Hard disk drives (HDD)
Categories: memory and storage storage
A hard disk drive (HDD) is a magnetic storage device.
The hard drive has a platter, a flat disk coated with a magnetic material, which spins round at high speed. It has a read/write head which can write data by magnetising or demagnetising tiny areas of the disk surface. It can read data back by sensing whether different areas are magnetised or not. The read/write head is mounted on an arm which can move to access different parts of the disk.
The data on the disk is arranged in circular tracks on the platter. The arm is moved so that the read/write head is positioned over the required track, and then the day is accessed as the platter rotates under the head.
A 1 Terabyte disk will typically have hundreds of thousands of tracks, and each track will store many millions of bits of data, so there would be billions of bits of data on the platter. Disk drives often have several platters. each with it own read/write arm. Platters are often double sided.
Characteristics
Hard disks are:
- much slower than memory, often by a factor of around 100.
- much cheaper than memory, again often by a factor of around 100.
- physically quite large and heavy.
- fairly power hungry.
- fairly fragile in terms of shock (such as being dropped), extremes of temperature, or moisture.

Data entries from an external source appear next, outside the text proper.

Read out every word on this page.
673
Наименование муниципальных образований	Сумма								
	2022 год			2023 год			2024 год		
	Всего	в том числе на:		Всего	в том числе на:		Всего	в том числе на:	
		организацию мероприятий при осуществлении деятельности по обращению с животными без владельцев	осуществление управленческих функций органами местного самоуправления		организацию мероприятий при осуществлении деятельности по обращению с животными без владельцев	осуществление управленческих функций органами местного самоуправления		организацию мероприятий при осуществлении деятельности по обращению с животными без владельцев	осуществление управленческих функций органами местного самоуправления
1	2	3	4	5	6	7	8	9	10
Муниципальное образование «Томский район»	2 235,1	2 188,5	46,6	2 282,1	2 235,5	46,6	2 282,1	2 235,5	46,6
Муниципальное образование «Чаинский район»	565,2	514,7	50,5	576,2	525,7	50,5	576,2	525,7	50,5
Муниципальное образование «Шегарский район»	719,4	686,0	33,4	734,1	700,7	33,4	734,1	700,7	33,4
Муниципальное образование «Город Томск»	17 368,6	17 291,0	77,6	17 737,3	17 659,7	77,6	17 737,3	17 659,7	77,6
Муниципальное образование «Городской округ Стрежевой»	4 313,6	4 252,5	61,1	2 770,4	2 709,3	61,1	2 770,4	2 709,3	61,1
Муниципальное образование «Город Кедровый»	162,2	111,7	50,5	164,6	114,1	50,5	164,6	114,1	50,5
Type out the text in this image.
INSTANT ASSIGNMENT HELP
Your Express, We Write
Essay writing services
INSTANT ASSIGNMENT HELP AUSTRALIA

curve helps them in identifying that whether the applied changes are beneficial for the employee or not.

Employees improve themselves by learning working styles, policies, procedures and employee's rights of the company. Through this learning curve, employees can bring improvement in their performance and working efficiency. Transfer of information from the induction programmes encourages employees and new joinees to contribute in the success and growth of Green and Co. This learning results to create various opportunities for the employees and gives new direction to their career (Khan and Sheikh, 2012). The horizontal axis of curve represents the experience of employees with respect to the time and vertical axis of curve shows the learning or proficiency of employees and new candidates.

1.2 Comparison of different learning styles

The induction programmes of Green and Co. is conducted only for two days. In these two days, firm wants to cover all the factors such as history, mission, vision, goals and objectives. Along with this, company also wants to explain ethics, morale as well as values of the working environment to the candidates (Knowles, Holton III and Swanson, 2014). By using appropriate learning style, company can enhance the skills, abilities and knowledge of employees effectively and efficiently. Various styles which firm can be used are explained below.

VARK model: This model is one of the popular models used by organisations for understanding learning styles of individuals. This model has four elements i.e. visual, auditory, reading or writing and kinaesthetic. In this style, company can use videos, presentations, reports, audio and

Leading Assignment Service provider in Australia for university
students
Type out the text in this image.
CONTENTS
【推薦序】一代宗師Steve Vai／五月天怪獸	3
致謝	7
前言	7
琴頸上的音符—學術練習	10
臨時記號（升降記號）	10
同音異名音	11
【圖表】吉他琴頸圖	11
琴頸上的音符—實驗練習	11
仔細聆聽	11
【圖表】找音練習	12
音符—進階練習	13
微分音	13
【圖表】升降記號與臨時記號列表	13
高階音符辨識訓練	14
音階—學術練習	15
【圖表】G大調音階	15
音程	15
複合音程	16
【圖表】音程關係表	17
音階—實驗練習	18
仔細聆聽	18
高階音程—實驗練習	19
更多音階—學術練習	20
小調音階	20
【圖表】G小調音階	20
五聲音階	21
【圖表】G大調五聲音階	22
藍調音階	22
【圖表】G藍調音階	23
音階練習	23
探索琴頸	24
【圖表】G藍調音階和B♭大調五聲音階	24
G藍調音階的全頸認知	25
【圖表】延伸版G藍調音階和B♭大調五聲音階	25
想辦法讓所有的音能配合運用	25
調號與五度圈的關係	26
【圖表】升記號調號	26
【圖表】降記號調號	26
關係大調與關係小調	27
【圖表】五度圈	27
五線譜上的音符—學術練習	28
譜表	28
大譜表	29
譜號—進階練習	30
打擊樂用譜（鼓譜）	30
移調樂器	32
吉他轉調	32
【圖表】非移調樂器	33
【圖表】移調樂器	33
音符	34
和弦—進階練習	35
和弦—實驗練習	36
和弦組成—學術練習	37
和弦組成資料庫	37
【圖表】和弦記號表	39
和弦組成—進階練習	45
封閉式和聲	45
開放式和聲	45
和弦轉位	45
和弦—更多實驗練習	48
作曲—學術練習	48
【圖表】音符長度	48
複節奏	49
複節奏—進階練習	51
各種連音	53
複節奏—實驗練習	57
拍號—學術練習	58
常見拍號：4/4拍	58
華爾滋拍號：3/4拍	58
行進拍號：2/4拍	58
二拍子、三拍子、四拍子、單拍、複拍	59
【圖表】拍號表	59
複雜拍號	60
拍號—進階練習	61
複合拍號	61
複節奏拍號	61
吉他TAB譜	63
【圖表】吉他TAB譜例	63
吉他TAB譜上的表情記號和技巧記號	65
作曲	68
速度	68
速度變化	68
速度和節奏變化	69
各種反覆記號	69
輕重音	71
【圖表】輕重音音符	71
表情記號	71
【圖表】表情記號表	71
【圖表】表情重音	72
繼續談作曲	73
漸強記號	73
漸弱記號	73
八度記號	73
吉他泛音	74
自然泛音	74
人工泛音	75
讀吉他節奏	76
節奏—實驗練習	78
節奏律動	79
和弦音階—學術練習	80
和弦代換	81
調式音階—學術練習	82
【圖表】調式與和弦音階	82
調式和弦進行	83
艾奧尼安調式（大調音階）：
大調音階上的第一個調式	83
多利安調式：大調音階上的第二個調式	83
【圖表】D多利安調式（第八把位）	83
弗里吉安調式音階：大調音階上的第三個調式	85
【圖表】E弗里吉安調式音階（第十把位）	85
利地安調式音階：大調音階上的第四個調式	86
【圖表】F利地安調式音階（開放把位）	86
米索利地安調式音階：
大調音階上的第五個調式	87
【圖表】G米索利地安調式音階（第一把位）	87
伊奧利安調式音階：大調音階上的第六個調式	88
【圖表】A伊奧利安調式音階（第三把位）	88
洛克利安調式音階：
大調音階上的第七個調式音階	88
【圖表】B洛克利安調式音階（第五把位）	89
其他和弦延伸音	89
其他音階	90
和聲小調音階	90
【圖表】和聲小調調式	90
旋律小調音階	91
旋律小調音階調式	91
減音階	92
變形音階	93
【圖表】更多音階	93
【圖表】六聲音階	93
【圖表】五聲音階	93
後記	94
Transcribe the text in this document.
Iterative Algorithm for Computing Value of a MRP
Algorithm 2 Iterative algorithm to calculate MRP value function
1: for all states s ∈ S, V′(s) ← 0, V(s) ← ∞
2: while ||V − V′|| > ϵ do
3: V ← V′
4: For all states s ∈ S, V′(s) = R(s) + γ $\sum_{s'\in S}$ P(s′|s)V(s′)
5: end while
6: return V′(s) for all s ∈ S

Hard disks are a good choice for secondary storage in desktop or laptop computers. They are not a good choice for mobile device - size, weight and power consumption work against them. Although some small, light disk drives have been developed, flash memory is usually the better option.
Interface
Secondary storage is not attached directly to the CPU bus, instead it is attached to an I/O (input/output) port. The CPU accesses the drive via the operating system.
External hard drives often use a USB connector. Internal drives in desktop computers use other standard connectors such as SATA.
File based access
Hard drives (and most secondary storage devices) organise data as files and folders. This is quite different to the way memory storage works.
To store data in memory, the program has to know the exact memory location of the data. To store data on a disk, the program only needs to know the file path of the file. The program doesn't need to know where the file is actually stored on the disk (the operating system takes care of that).
The file path is the full folder name plus the file name. For example in Windows it might be C:\images\pets\cat.jpg. It tells you exactly how to find the file on disk.
Low level interface
Behind the scenes, a disk drive is really just a way of storing lots of bytes. Each track on the drive is made up of sectors, and each sector can store a fixed number of bytes. The sector size if often 512 bytes, but on modern disk drives it is sometimes 4KB.
You cannot read or write individual bytes on a disk. You can only read or write a whole sector.
Most of the sectors on the disk are used to store the actual file data. Some of the disk is used to store information about the files and folders, such as the names, and which sectors the data is located on.
Speed
When you first open a file, the disk has to move the read/write arm to the track where the file data is stored. This introduces a small delay, because the arm has to be physically moved. This delay is called the seek time (the time between the CPU asking for the data, and the data starting to be read from disk), and is usually a fraction of a second. It is also sometimes called the latency.
Once the read/write head is in the correct place, the data can be read as the platter rotates under the head. Modern disks can transfer data at around 100MB per second.
Generally, if you are reading data from one large file, transfer rates cane be quite fast because the read/write head doesn't need to move much. However, in cases where the head does need to move more frequently, the seek time makes disk access much slower. These cases include:
- If you are reading or writing lots of small files, the disk has to seek the start of each new file.
- If you have several programs running, and they are all accessing different files. The disk has to seek backwards and forwards between the files.
Another case if your computers runs out of memory and starts using virtual memory. Again, it is the disk having to swap between different files which causes a slow down.
Fragmentation
Imagine you have a brand new, empty disk. When you write some files onto the disk, as you might expect, the files will be written into consecutive sectors on the disk:
At some point, you will probably delete some files, leaving gaps between the files:
Remember that the files on your disk are not just your documents. There are also applications, temporary files, cache files. Some of these files will be created and deleted without you even knowing. Eventually, the files on the disk will scattered around, and the only free space will be the gaps between the files.
If you need to save a large file, there might not be a gap which is large enough to fit the file. So the file might have to be split and different parts of the file stored in different places on the disk:
The new file has been split, and stored in 3 parts on different parts of the disk. That is OK, buy it makes the file a bit slower to read. The disk has to seek to the start, read part of the file, then seek again to read the next part, then seek again to read the final part. Since seeking is a slow operation, this slows the file access down.
As you continue to add and remove files from the disk, you might eventually reach the stage where a lot of your files are split into many different sections. This is called *fragmentation, and can have a serious effect on disk performance.
The solution is to use a disk defragmenter program. This analyses the disk, and moves data around so that all the files are contiguous (no gaps in the data), and all the free space is in one place.